Ou seria esta a sua fantasia? Alimentava afinal saudades e banhava tudo à sua volta com as cores do afecto, dava novos rostos às pessoas e às coisas? E se fossem lobos ou algo pior aquilo que rodeava a cabana?
A voz soou de novo na sua cabeça, como um ponto a segredar-lhe as deixas, um expediente a que nos últimos tempos tinha de recorrer para conseguir fazer o seu papel. Não tinha a certeza de ser isto a verdade — o seu espírito estava dividido —, mas desta vez obedeceu, não conseguia já resistir. Saiu da cabana com inquietação e dirigiu-se ao velho de joelhos.
A voz indicou-lhe que devia tomar-lhe o rosto nas mãos e ela fê-lo. Aquele era o seu marido. Fosse qual fosse a realidade, causava-lhe enorme embaraço ele estar ali. Era doloroso enfrentá-lo novamente. No auricular soaram as palavras que ela agora devia dizer. Não se falava muito, na dança contemporânea, não tanto como no teatro, mas a sua era uma companhia que estava para lá dos géneros.
«Maria, agora dizes: ‘Que fazes aqui? Não te disse que nunca te amei? Que só estive contigo aqueles anos todos porque não tive coragem de te abandonar?’»

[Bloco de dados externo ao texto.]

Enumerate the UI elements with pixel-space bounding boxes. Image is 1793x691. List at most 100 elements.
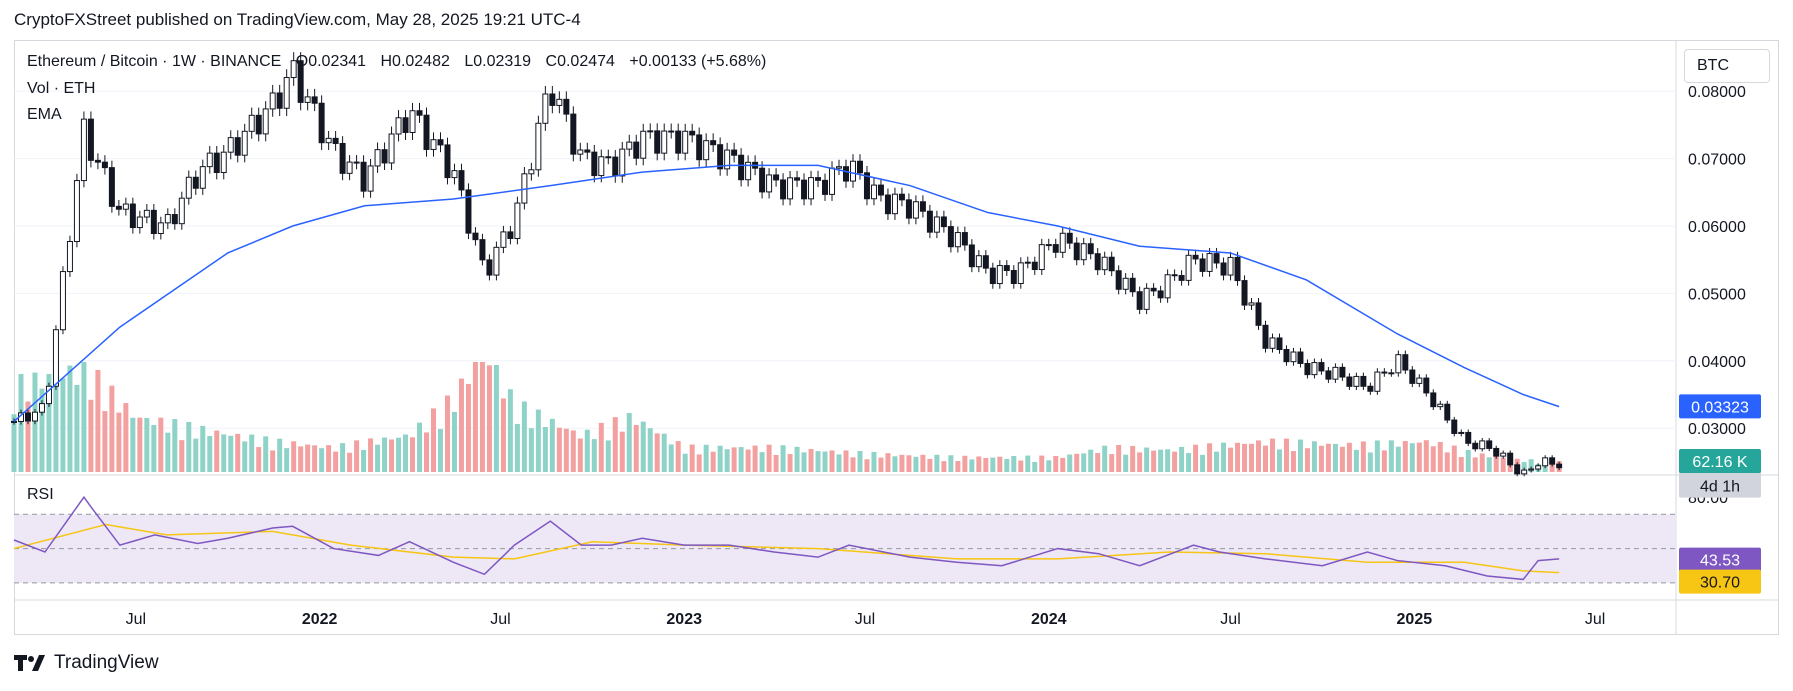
volume-bar <box>221 434 227 472</box>
volume-bar <box>528 428 534 472</box>
volume-bar <box>116 412 122 472</box>
candle-body <box>1514 464 1521 475</box>
candle-body <box>1493 447 1500 457</box>
candle-body <box>1143 287 1150 310</box>
candle-body <box>1346 376 1353 387</box>
candle-body <box>276 92 283 109</box>
volume-bar <box>347 452 353 472</box>
volume-bar <box>333 451 339 472</box>
candle-body <box>856 160 863 174</box>
tradingview-footer: TradingView <box>14 652 159 674</box>
rsi-ma-value-badge: 30.70 <box>1700 575 1740 592</box>
volume-bar <box>396 437 402 472</box>
symbol-label[interactable]: Ethereum / Bitcoin · 1W · BINANCE <box>27 53 282 70</box>
volume-bar <box>899 454 905 472</box>
volume-bar <box>1025 455 1031 472</box>
candle-body <box>1206 253 1213 272</box>
volume-bar <box>1430 446 1436 472</box>
candle-body <box>1017 262 1024 284</box>
candle-body <box>717 144 724 170</box>
volume-bar <box>95 369 101 472</box>
volume-bar <box>1472 457 1478 472</box>
currency-button[interactable]: BTC <box>1684 49 1770 83</box>
candle-body <box>1269 337 1276 349</box>
volume-bar <box>298 446 304 472</box>
low-value: L0.02319 <box>464 53 532 70</box>
candle-body <box>549 93 556 106</box>
candle-body <box>38 403 45 413</box>
candle-body <box>388 133 395 164</box>
volume-bar <box>1123 454 1129 472</box>
ema-legend[interactable]: EMA <box>27 106 62 123</box>
volume-bar <box>1423 440 1429 472</box>
volume-bar <box>1200 454 1206 472</box>
candle-body <box>1276 337 1283 351</box>
volume-bar <box>1388 440 1394 472</box>
candle-body <box>891 193 898 215</box>
volume-bar <box>976 456 982 472</box>
candle-body <box>912 201 919 219</box>
volume-legend[interactable]: Vol · ETH <box>27 80 96 97</box>
volume-bar <box>773 455 779 472</box>
publisher-header: CryptoFXStreet published on TradingView.… <box>14 10 581 29</box>
price-tick-label: 0.08000 <box>1688 84 1746 101</box>
volume-bar <box>46 374 52 472</box>
volume-bar <box>1528 459 1534 472</box>
candle-body <box>1087 243 1094 255</box>
volume-bar <box>144 417 150 472</box>
candle-body <box>94 159 101 163</box>
candle-body <box>877 184 884 196</box>
price-tick-label: 0.03000 <box>1688 421 1746 438</box>
volume-bar <box>472 362 478 472</box>
volume-bar <box>1095 453 1101 472</box>
volume-bar <box>1207 443 1213 472</box>
volume-bar <box>1325 443 1331 472</box>
volume-bar <box>549 418 555 472</box>
volume-value-badge: 62.16 K <box>1692 454 1747 471</box>
candle-body <box>1423 377 1430 394</box>
candle-body <box>1444 403 1451 421</box>
candle-body <box>947 226 954 248</box>
volume-bar <box>53 376 59 472</box>
volume-bar <box>1018 460 1024 472</box>
candle-body <box>108 167 115 207</box>
rsi-legend[interactable]: RSI <box>27 486 54 503</box>
candle-body <box>192 176 199 189</box>
volume-bar <box>1304 448 1310 472</box>
volume-bar <box>263 436 269 472</box>
candle-body <box>101 161 108 169</box>
chart-frame <box>14 40 1779 635</box>
open-value: O0.02341 <box>295 53 367 70</box>
candle-body <box>1234 256 1241 282</box>
volume-bar <box>486 365 492 472</box>
volume-bar <box>731 447 737 472</box>
volume-bar <box>277 438 283 472</box>
volume-bar <box>829 450 835 472</box>
volume-bar <box>1221 442 1227 472</box>
price-tick-label: 0.07000 <box>1688 152 1746 169</box>
candle-body <box>241 130 248 156</box>
volume-bar <box>1081 453 1087 472</box>
volume-bar <box>1318 445 1324 472</box>
candle-body <box>304 96 311 103</box>
volume-bar <box>857 451 863 472</box>
volume-bar <box>1004 458 1010 472</box>
volume-bar <box>1256 440 1262 472</box>
volume-bar <box>493 364 499 472</box>
volume-bar <box>1465 449 1471 472</box>
volume-bar <box>626 413 632 472</box>
volume-bar <box>745 449 751 472</box>
volume-bar <box>682 453 688 472</box>
volume-bar <box>640 421 646 472</box>
volume-bar <box>326 445 332 472</box>
candle-body <box>1549 457 1556 465</box>
volume-bar <box>738 447 744 472</box>
candle-body <box>787 177 794 200</box>
volume-bar <box>1046 460 1052 472</box>
candle-body <box>570 113 577 155</box>
volume-bar <box>60 378 66 472</box>
candle-body <box>1556 463 1563 469</box>
candle-body <box>1108 256 1115 272</box>
volume-bar <box>375 444 381 472</box>
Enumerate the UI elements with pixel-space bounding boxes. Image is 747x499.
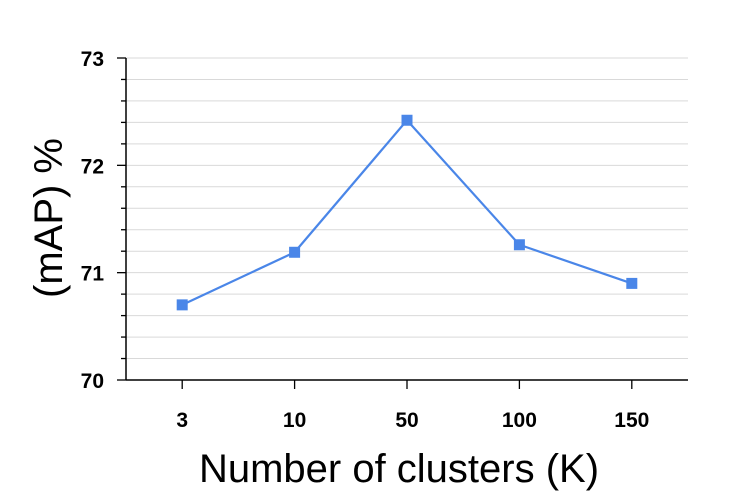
x-tick-labels: 3 10 50 100 150 — [176, 409, 649, 432]
y-axis — [117, 57, 127, 381]
grid-lines — [126, 57, 688, 360]
data-point — [289, 246, 301, 258]
data-point — [513, 239, 525, 251]
data-point — [401, 114, 413, 126]
y-tick-label: 72 — [81, 155, 104, 178]
data-point — [176, 299, 188, 311]
y-tick-label: 73 — [81, 48, 104, 71]
x-axis — [126, 379, 688, 389]
x-tick-label: 150 — [614, 409, 649, 432]
series-line — [176, 114, 638, 311]
y-tick-label: 70 — [81, 370, 104, 393]
data-point — [626, 277, 638, 289]
x-tick-label: 10 — [283, 409, 306, 432]
x-tick-label: 3 — [176, 409, 188, 432]
x-tick-label: 50 — [395, 409, 418, 432]
y-axis-title: (mAP) % — [27, 138, 71, 298]
y-tick-labels: 70 71 72 73 — [81, 48, 105, 393]
x-axis-title: Number of clusters (K) — [199, 447, 599, 491]
y-tick-label: 71 — [81, 263, 105, 286]
series-path — [181, 119, 633, 306]
x-tick-label: 100 — [502, 409, 537, 432]
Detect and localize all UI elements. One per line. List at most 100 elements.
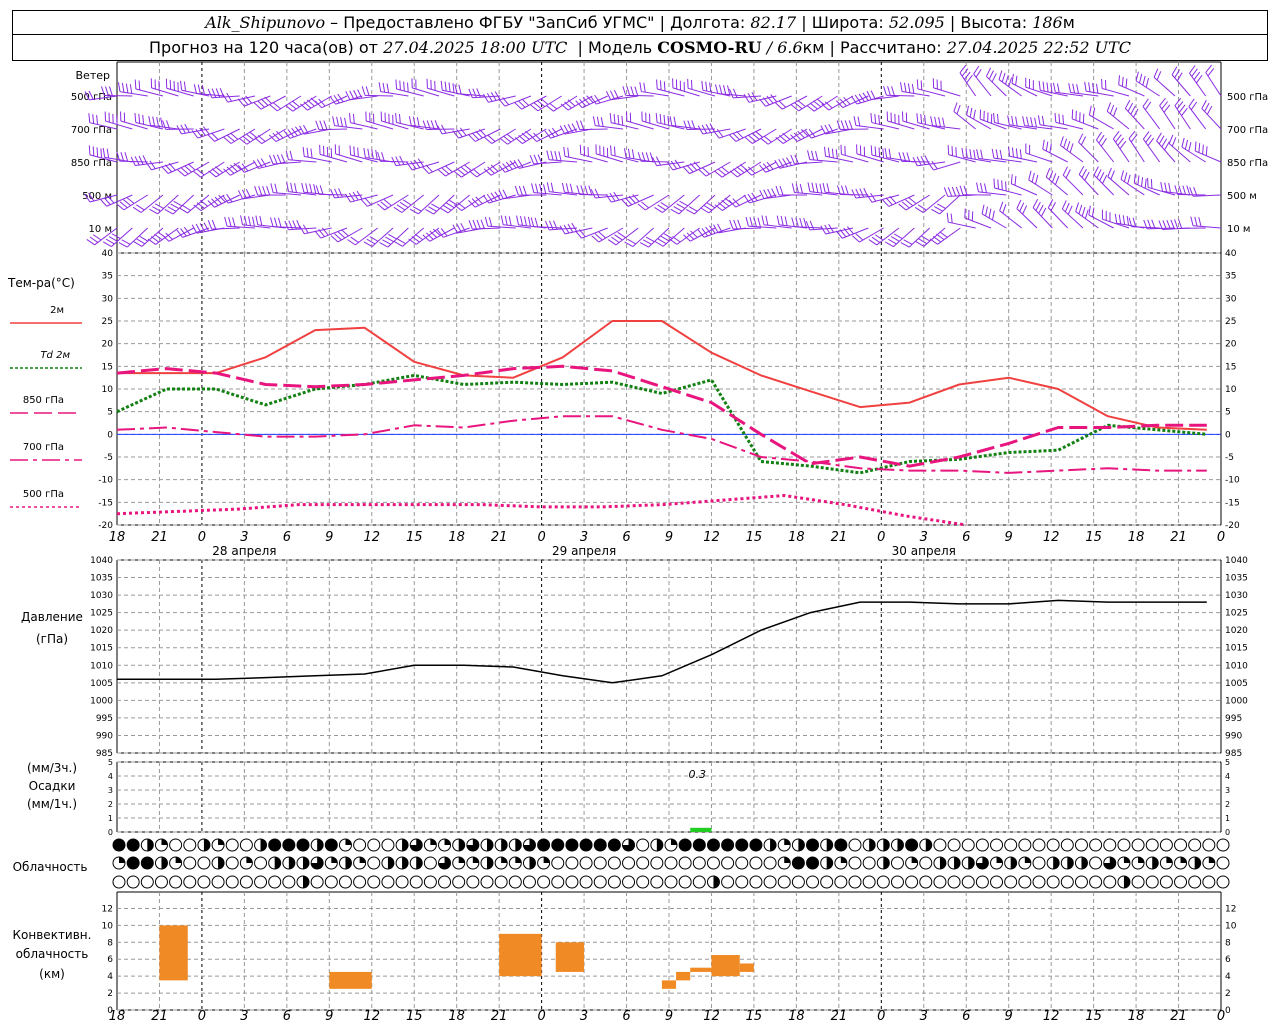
wind-barb-flag bbox=[795, 217, 799, 228]
cloud-circle bbox=[1046, 838, 1060, 852]
wind-barb bbox=[900, 227, 931, 248]
cloud-symbol bbox=[310, 856, 324, 870]
wind-barb-flag bbox=[1078, 133, 1084, 143]
wind-barb bbox=[223, 161, 256, 176]
wind-barb-flag bbox=[302, 224, 309, 234]
wind-barb-shaft bbox=[214, 128, 240, 142]
wind-barb-flag bbox=[782, 132, 791, 140]
wind-barb bbox=[393, 194, 424, 213]
wind-barb bbox=[807, 150, 838, 163]
wind-barb-flag bbox=[717, 202, 727, 209]
wind-barb-flag bbox=[905, 199, 914, 207]
cloud-symbol bbox=[947, 838, 961, 852]
wind-barb-flag bbox=[147, 238, 156, 245]
cloud-symbol bbox=[622, 856, 636, 870]
wind-barb-flag bbox=[123, 199, 132, 207]
wind-barb-flag bbox=[843, 96, 851, 105]
wind-barb-flag bbox=[1088, 105, 1092, 116]
cloud-fill bbox=[656, 839, 663, 851]
wind-barb-shaft bbox=[893, 227, 915, 248]
wind-barb-shaft bbox=[318, 128, 348, 131]
wind-barb-flag bbox=[197, 84, 201, 94]
wind-barb-flag bbox=[991, 210, 995, 221]
wind-barb-flag bbox=[743, 93, 750, 103]
wind-barb-flag bbox=[1001, 180, 1003, 191]
wind-barb-flag bbox=[248, 216, 251, 226]
wind-barb-flag bbox=[165, 232, 173, 240]
wind-barb-flag bbox=[617, 114, 620, 125]
wind-barb bbox=[118, 227, 149, 248]
wind-barb-shaft bbox=[417, 194, 440, 215]
cloud-symbol bbox=[975, 838, 989, 852]
wind-barb-flag bbox=[334, 233, 342, 241]
wind-barb-flag bbox=[164, 164, 173, 173]
wind-barb-flag bbox=[101, 86, 105, 96]
cloud-circle bbox=[1074, 875, 1088, 889]
wind-barb-flag bbox=[688, 206, 698, 212]
wind-barb-flag bbox=[587, 147, 589, 157]
time-tick-label-bottom: 18 bbox=[448, 1009, 465, 1024]
wind-barb-flag bbox=[422, 166, 430, 174]
wind-barb-flag bbox=[268, 155, 274, 165]
wind-barb-flag bbox=[912, 157, 918, 166]
wind-barb-shaft bbox=[1195, 150, 1222, 163]
cloud-symbol bbox=[310, 838, 324, 852]
wind-barb-flag bbox=[559, 225, 566, 235]
wind-barb-flag bbox=[303, 101, 312, 109]
wind-barb-shaft bbox=[472, 227, 501, 230]
wind-barb-flag bbox=[637, 203, 646, 211]
cloud-circle bbox=[1202, 875, 1216, 889]
wind-barb-flag bbox=[502, 163, 510, 172]
wind-barb-flag bbox=[1078, 165, 1085, 175]
cloud-circle bbox=[423, 875, 437, 889]
wind-barb-flag bbox=[723, 84, 727, 95]
wind-barb-flag bbox=[410, 160, 417, 170]
cloud-circle bbox=[806, 838, 820, 852]
wind-barb-flag bbox=[596, 116, 600, 127]
wind-barb bbox=[1059, 136, 1084, 163]
cloud-symbol bbox=[268, 838, 282, 852]
cloud-symbol bbox=[126, 856, 140, 870]
wind-barb-flag bbox=[117, 82, 121, 92]
wind-barb-flag bbox=[382, 82, 386, 93]
wind-barb-flag bbox=[371, 149, 374, 159]
wind-barb-flag bbox=[1002, 204, 1007, 214]
wind-barb bbox=[1101, 78, 1130, 97]
wind-barb-flag bbox=[629, 112, 632, 123]
wind-barb-flag bbox=[254, 137, 263, 144]
wind-barb bbox=[133, 227, 164, 247]
wind-barb-flag bbox=[579, 98, 587, 107]
wind-barb bbox=[378, 82, 409, 97]
wind-barb-flag bbox=[924, 114, 927, 125]
wind-barb-flag bbox=[270, 183, 274, 193]
wind-barb-shaft bbox=[461, 194, 486, 212]
wind-barb-flag bbox=[762, 163, 770, 172]
cloud-circle bbox=[367, 838, 381, 852]
cloud-symbol bbox=[721, 838, 735, 852]
wind-barb-flag bbox=[360, 198, 368, 207]
time-tick-label: 15 bbox=[1085, 530, 1102, 545]
wind-barb-shaft bbox=[1055, 121, 1084, 130]
wind-barb-flag bbox=[365, 111, 367, 122]
cloud-circle bbox=[735, 838, 749, 852]
cloud-symbol bbox=[466, 856, 480, 870]
cloud-circle bbox=[607, 875, 621, 889]
convective-block bbox=[711, 955, 740, 977]
wind-barb-flag bbox=[1174, 219, 1179, 229]
cloud-symbol bbox=[961, 856, 975, 870]
wind-barb-flag bbox=[934, 206, 943, 212]
wind-barb-shaft bbox=[596, 95, 624, 105]
wind-barb-flag bbox=[797, 100, 806, 108]
wind-barb-flag bbox=[1099, 172, 1105, 181]
wind-barb-flag bbox=[180, 124, 186, 134]
wind-barb-flag bbox=[807, 150, 811, 160]
cloud-circle bbox=[296, 838, 310, 852]
wind-barb-flag bbox=[732, 198, 740, 206]
cloud-symbol bbox=[820, 856, 834, 870]
wind-barb-flag bbox=[196, 202, 205, 209]
wind-barb-flag bbox=[999, 201, 1004, 211]
wind-barb-flag bbox=[903, 82, 907, 93]
cloud-symbol bbox=[197, 838, 211, 852]
wind-barb bbox=[850, 92, 884, 105]
wind-barb-flag bbox=[154, 79, 156, 90]
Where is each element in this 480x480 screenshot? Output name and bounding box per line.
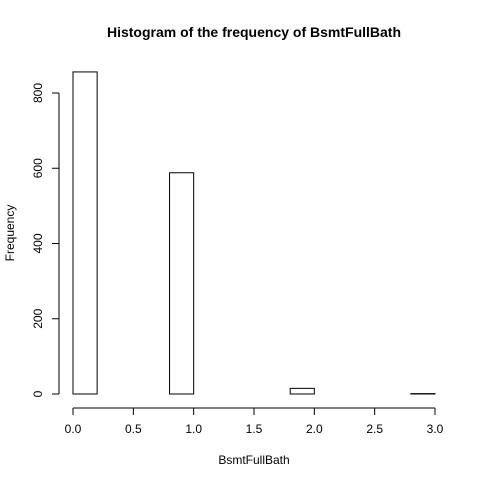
y-tick-label: 0 xyxy=(31,390,45,397)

Esta era a deixa, se isto fosse uma representação. Mas estas eram também as palavras que ela diria se estivesse retirada no meio de uma cabana e o marido morto resolvesse aparecer-lhe. A realidade era uma coisa difusa, sem fronteiras, mutável. Apenas as palavras eram verdadeiras, fosse qual fosse o contexto onde ela as devia pronunciar.
Olhou profundamente para o marido e percebeu a crueldade do que ia fazer — mas foi incapaz de conter as palavras, de deixar por dizer o que estava escrito. No papel do guião ou nas profundezas da sua alma.
[Inspirado pela peça “32 Rue Vandenbranden”, da Peeping Tom).]